En Martinique comme en Guadeloupe, on célèbre aujourd’hui encore cette fresque construite en décennies et dont le fil du temps a cousu les renforts d’une nouvelle identité. Aujourd’hui, ces célébrations de la nativité se construisent dans une myriade de petites habitudes, de coutumes inlassablement défendues ou fraichement adoptées, comme autant de pièces de tissus d’une immense tradition.

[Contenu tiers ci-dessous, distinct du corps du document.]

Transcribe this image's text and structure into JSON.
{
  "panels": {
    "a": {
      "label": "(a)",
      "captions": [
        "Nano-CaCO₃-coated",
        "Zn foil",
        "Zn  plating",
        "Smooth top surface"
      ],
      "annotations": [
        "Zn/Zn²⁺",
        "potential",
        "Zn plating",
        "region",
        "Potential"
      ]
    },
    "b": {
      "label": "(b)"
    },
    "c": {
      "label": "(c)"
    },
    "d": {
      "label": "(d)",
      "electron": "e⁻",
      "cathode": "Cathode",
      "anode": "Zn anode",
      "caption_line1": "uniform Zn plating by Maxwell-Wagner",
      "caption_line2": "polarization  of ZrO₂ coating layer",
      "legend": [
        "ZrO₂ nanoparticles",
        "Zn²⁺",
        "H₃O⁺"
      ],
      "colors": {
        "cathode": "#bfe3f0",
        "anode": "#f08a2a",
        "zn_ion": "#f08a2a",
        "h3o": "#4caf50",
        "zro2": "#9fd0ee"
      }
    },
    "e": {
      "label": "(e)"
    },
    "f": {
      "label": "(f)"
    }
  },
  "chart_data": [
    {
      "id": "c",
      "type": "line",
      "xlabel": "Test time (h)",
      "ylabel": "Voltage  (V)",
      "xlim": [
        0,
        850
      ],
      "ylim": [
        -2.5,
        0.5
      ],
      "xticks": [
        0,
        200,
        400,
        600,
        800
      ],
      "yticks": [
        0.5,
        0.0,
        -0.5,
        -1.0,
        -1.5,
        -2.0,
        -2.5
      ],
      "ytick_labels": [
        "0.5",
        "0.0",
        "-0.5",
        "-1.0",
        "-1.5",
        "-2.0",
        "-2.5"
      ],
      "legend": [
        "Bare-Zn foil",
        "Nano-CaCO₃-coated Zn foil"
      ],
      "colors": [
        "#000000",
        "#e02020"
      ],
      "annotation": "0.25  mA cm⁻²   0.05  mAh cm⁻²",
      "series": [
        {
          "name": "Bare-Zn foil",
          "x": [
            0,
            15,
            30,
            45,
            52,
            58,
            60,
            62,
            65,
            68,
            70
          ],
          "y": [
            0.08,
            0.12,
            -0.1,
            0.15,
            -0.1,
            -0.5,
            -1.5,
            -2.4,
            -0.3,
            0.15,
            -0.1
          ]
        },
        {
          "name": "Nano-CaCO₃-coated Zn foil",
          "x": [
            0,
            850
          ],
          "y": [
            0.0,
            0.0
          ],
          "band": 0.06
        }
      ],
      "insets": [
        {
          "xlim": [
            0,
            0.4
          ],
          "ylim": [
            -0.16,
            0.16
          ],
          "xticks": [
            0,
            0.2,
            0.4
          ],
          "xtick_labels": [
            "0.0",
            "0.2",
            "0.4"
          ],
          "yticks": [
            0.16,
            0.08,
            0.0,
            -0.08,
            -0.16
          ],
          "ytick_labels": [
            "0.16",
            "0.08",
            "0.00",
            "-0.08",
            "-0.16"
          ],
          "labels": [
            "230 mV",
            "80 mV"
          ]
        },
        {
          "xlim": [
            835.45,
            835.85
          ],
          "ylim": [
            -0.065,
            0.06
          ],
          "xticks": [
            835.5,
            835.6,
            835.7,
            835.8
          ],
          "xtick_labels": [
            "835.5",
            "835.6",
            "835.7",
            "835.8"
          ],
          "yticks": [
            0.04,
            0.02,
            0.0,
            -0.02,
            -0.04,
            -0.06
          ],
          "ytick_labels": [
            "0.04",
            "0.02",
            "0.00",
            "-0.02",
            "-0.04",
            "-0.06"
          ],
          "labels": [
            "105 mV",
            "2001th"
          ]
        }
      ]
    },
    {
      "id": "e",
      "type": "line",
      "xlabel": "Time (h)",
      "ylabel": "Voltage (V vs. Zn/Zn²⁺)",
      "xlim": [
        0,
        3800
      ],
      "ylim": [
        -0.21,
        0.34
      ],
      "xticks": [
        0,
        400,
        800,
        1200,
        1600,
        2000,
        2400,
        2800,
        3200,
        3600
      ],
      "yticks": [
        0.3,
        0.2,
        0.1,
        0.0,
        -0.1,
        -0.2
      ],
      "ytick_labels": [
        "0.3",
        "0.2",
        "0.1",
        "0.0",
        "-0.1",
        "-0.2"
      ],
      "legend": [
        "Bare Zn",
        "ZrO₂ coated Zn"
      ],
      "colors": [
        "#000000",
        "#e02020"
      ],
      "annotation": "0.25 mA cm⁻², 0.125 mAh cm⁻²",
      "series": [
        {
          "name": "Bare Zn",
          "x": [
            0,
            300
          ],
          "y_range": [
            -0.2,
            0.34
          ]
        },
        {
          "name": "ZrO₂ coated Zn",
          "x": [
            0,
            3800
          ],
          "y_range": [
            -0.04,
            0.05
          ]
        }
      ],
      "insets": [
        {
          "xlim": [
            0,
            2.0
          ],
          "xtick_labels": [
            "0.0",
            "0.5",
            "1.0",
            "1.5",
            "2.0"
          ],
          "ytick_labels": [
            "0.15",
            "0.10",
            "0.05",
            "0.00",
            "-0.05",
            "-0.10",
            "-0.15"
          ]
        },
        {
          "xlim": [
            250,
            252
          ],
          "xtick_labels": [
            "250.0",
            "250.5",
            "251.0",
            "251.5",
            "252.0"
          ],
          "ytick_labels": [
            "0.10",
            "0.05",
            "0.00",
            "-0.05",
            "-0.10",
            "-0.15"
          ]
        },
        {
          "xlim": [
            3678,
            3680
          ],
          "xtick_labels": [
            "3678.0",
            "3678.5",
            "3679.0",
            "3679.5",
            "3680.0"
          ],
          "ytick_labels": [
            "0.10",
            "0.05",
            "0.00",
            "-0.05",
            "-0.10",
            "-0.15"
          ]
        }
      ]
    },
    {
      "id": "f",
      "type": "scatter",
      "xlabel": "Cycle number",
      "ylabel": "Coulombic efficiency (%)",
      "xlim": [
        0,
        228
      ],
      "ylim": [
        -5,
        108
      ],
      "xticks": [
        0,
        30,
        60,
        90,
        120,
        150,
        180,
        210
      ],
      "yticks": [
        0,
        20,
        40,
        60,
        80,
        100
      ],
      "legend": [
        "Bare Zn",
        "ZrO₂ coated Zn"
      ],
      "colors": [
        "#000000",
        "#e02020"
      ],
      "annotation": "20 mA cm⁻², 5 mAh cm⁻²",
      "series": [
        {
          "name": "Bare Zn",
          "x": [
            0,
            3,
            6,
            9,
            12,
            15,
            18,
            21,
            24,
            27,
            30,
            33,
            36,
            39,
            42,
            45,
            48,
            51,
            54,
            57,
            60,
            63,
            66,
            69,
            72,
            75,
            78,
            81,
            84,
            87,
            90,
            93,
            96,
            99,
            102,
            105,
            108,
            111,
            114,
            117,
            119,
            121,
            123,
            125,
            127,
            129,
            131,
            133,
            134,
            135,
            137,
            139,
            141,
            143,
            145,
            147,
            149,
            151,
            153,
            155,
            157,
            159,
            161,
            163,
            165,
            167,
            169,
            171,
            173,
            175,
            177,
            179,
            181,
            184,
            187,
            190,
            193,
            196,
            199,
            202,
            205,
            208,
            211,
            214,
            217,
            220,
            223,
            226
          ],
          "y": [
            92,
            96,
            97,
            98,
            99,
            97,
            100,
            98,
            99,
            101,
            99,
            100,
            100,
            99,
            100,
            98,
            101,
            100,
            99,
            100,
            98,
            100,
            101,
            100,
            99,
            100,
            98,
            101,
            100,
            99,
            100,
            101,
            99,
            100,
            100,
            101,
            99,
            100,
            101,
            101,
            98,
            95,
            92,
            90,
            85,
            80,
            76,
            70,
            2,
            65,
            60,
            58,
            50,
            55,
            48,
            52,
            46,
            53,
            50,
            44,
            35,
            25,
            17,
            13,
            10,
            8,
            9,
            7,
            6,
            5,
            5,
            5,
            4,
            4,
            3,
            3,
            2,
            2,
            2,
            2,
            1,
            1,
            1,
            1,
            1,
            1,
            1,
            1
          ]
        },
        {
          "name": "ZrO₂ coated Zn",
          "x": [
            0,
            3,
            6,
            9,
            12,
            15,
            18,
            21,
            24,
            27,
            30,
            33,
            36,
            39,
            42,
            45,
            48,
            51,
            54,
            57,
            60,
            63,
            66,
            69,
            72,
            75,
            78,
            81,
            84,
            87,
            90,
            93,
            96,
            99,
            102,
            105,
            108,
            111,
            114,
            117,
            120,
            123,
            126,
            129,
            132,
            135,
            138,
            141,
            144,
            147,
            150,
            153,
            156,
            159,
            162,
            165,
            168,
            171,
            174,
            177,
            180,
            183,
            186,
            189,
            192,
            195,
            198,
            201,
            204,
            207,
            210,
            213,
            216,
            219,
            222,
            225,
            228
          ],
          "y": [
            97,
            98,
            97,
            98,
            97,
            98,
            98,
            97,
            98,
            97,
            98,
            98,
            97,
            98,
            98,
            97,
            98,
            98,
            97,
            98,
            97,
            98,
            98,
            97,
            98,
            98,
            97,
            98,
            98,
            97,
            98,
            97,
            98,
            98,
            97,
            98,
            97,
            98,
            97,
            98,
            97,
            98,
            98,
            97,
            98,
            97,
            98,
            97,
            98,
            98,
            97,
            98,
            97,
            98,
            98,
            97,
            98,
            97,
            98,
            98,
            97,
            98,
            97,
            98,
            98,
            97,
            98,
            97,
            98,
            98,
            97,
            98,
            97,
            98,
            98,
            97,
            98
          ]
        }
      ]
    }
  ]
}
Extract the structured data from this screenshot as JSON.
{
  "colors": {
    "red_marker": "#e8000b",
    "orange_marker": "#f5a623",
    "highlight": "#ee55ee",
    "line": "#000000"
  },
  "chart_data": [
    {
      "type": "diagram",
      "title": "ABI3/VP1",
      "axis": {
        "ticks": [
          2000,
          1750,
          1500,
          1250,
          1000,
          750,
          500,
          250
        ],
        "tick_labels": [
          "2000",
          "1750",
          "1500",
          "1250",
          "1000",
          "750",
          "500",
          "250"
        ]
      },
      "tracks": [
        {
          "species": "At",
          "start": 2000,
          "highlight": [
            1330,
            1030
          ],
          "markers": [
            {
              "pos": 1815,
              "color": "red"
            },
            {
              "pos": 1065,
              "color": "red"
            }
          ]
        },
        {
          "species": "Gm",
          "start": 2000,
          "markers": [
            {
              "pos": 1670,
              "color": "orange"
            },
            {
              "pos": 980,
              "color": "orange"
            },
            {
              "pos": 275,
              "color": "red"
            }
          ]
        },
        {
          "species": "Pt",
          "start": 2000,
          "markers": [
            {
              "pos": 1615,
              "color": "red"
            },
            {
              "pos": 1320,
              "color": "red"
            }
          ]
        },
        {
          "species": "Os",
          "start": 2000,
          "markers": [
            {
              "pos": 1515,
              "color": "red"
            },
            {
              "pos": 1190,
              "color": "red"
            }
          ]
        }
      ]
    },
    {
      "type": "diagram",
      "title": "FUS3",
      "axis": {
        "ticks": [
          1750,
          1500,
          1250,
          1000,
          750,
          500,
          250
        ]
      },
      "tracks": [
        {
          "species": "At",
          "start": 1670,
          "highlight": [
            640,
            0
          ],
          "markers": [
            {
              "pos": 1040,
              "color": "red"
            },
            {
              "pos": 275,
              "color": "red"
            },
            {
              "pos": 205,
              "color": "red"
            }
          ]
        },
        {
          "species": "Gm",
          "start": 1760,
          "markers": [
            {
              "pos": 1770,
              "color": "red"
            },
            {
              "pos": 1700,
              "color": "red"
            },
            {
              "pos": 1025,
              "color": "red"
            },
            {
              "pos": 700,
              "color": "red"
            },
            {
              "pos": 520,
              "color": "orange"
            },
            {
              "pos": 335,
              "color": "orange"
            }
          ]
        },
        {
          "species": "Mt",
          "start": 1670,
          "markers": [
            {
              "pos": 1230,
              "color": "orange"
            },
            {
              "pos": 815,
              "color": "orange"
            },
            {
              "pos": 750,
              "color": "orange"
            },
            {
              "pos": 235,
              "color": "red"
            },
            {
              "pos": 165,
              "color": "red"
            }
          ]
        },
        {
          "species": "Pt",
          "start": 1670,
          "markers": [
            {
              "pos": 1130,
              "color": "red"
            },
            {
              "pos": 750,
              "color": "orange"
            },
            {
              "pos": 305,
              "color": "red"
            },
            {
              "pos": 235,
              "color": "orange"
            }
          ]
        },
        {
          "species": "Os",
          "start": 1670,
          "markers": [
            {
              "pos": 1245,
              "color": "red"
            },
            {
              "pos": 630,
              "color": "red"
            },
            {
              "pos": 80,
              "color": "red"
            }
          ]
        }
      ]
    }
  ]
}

Les doigts magiques de nos couturières d’antan s’activent chaque année à reconstituer un Noël créole hors du commun : une chute de ci, un ruban de ça, confectionnez à l’envie votre avent Antillais et habillez ce mois de fête de la plus originale des parures. Ce Patchwork moderne de cultures, tissé de toutes les étoffes du monde, c’est celui que nous nous proposons de-vous conter ! Alors à vos ciseaux pour coudre le plus original des Noëls !
Pani Nwel san mangé
Ici, la couturière de l’avent a fort à faire pour démêler les fils foisonnants d’une tradition culinaire bien trempée. Il serait bien inspiré de voir un carré de Madras sur lequel se disposent de délicieux mets, pour tous une bien drôle de Madeleine de Proust. En cuisine, c’est le couteau chien qui virevolte et le faitout mordu par le temps qui mitonne sagement le ragoût de porc et les pois d’Angole. Sur la table, la plus belle parure est de sortie : et les buffets, de ceux qui accompagnent dans l’avent tous les chanteurs d’un moment, ils fourmillent de mille plaisirs en bouche : pâtés salés, jambon de Noël, boudin créole… viennent encore rythmer les rassemblements, réveillon de Noël évidemment compris. Si le cochon familial n’est plus aujourd’hui sacrifié dans le cercle joyeux des amis et des voisins, la préparation de Noël continue de rassembler, souvent même dans un sursaut de défense des pratiques, dans un créole plus vivant que jamais. En Guadeloupe, le gâteau Mont Blanc tient une place de marque dans la flanelle des desserts, tandis qu’en Martinique le chocolat première communion s’invite depuis bien longtemps à la fête.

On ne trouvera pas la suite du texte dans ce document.